Hoje encontrei um amigo de escola que não via há muito tempo… Vi a sua fotinho nas atualizações do Facebook.

Nem sei por que, decidi escrever um Oi para saber como ele estava. Cinco minutos depois chegou sua mensagem de resposta: “Nada bem, minha mãe faleceu ontem à tarde”.

Tomei um baita susto. A tia Dulce! Gostava tanto dela… Aquele sorriso… Como foi acontecer? Escrevi outra mensagem “Cara, que mal… espero que você esteja bem”.

Pensando comigo mesmo percebi a impessoalidade da minha mensagem. Quem estaria bem depois da morte da mãe? Nossa… Que burrada, porque fui escrever aquela mensagem? Devia ter feito essa cortesia com outra pessoa…

Mais tarde, entrei no seu Perfil e descobri o email do Anderson (nome do filho da tia Dulce). Fiquei triste pelo meu fora e achei que era melhor escrever algo mais pessoal, um email, oficializando o meu pesar.

Escrevi umas quatro linhas dizendo que estava contente de ter entrado novamente em contato com ele e lamentando a morte da tia Dulce. Assinei até como: seu sempre amigo…

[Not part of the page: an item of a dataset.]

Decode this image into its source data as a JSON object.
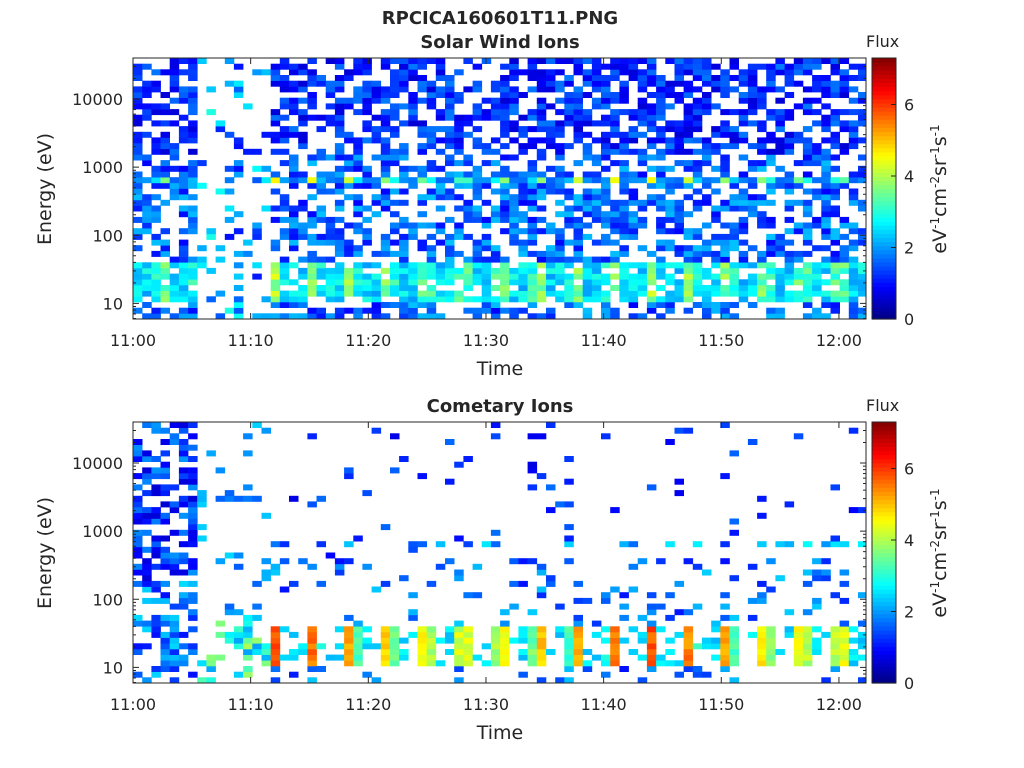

No final do dia recebi a resposta de agradecimento e convite para o enterro que seria no dia seguinte.

Enterro? Como posso aparecer lá, depois de tantos anos de omissão?

Depois de muito pensar, na manhã seguinte, escrevi um SMS pro Andersom dizendo que não poderia ir, mas que estaria com ele, de alguma forma, pois os nossos laços de amizade eram para sempre. Nem eu acreditei naquilo que escrevi.

Enfim, no final do dia, recebi um outro SMS dizendo: Obrigado, sua amizade e suas mensagens valem mais que a sua presença.